Dietro lo stop al Superbonus ci sono previsioni errate

Le associazioni dei costruttori attaccano la decisione del Governo: «A rischio 100 mila posti di lavoro». Ma a rischiare, senza stop, sarebbero stati i conti del paese

Stop alla cessione del credito, dello sconto in fattura e dell’acquisto dei crediti incagliati da parte degli enti locali. Ieri sera il governo di Giorgia Meloni ha dunque deciso di tirare il freno a mano sul superbonus e più in generale su tutti i bonus edilizi concessi negli anni scorsi. La novità sta però provocando un vero e proprio tsunami nel settore dell'edilizia: “Ci sono circa 8 miliardi di liquidità bloccati da mesi che mettono in pericolo la sopravvivenza di 40mila imprese del settore delle costruzioni: si rischia seriamente di bloccare 100mila cantieri e generare incertezza per un milione di cittadini. Le storture del superbonus vanno corrette ma non così”, sostengono la Cna (Confederazione nazionale dell’artigianato e della piccola e media impresa), l’Ance (Associazione nazionale costruttori edili) e le altre associazioni di categoria che, in queste ore, stanno evidenziando le gravi conseguenze del decreto adottato ieri in Cdm e pubblicato in Gazzetta Ufficiale con effetto immediato da oggi.

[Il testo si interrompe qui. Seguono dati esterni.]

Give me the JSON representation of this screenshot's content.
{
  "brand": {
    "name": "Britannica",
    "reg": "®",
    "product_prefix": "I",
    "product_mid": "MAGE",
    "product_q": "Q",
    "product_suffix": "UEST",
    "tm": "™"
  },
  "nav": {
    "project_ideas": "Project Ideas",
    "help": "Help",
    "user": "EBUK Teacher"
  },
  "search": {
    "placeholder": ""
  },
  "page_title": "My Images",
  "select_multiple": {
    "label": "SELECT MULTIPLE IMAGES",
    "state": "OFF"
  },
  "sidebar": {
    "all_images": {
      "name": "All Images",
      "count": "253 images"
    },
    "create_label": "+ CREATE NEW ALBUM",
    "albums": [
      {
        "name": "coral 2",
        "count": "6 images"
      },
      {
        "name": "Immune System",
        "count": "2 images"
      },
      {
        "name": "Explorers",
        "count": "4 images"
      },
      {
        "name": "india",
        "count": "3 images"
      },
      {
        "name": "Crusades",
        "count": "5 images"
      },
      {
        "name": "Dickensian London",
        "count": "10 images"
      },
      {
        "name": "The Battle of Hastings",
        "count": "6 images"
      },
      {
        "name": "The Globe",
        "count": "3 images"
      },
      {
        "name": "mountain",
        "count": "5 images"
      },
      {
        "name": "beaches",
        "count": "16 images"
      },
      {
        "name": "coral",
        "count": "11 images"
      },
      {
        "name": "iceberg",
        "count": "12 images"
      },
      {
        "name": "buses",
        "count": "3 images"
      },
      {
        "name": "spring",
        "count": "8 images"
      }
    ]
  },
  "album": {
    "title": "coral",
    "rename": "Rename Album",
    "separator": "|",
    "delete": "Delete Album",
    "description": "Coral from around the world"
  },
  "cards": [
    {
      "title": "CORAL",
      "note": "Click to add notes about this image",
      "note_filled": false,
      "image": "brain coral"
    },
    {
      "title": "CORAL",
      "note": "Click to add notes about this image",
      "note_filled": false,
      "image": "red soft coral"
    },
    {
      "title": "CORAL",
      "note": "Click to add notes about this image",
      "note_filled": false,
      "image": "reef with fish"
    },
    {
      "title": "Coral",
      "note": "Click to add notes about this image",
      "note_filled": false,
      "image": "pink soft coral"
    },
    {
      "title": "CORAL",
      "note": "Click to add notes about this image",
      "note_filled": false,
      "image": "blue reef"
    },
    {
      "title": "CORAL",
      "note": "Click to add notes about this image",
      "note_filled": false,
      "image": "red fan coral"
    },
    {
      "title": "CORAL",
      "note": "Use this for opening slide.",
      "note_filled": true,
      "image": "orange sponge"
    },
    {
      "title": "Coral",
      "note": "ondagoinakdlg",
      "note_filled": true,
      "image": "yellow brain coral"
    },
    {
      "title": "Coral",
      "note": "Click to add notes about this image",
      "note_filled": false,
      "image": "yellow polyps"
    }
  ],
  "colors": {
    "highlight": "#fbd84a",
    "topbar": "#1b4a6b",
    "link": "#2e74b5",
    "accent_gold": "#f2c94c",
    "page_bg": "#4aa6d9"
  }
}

Secondo il Centro studi di Unimpresa, le nuove norme decise dal governo Meloni non solo non risolvono il problema dei circa 15 miliardi di euro di crediti fiscali incagliati, che stanno bloccando 90mila cantieri, ma mettono anche a rischio fallimento 25.000 aziende, con la consequenziale perdita di 130.000 posti di lavoro. Ma come si è potuti arrivare a questa situazione? A causa di previsioni errate. I dati di Unimpresa mostrano che il volume d’affari di tutti i bonus edilizi ammonta a 110 miliardi di euro, 38 miliardi in più (+53%) rispetto ai 72 stimati in partenza. Il superbonus 110% ha generato, da solo, fatturazioni per 61 miliardi, 25 miliardi in più rispetto ai 36 stimati in partenza; un errore del 70%. Sviste di previsioni anche per gli altri bonus che nel totale hanno creato un business per 49 miliardi, 13 in più (+36%) rispetto ai 36 stimati. Se dunque da una parte è sicuramente vero che l’aver fatto, in passato, stime poco accurate se non del tutto sbagliate ha creato nel tempo delle voragini nel bilancio dello Stato, dall’altro, le ultime decisioni del governo portano a delle inevitabili conseguenze sul tessuto edile italiano di cui si dovrà far carico, per evitare di veder fallire tutte quelle aziende che fino ad oggi hanno operato seguendo le norme in vigore. Settore che tra l’altro pesa non poco sul Pil italiano. Secondo gli ultimi dati dell’Ance nel 2021 il contributo del mondo delle costruzioni alla formazione del prodotto interno lordo è stato pari al 27% della crescita registrata. Percentuale importante che fa capire come l’onda d’urto che travolgerà il settore dell’edilizia ricadrà inevitabilmente anche sulla crescita economica italiana che stando alle ultime stime pubblicate il 13 febbraio dalla Commissione europea si dovrebbe fermare allo 0,8%, registrando di fatto una flessione del 3,1% rispetto al 2022 (previsione fatta senza tener conto delle ultime decisioni del Cdm e delle possibili ripercussioni economiche).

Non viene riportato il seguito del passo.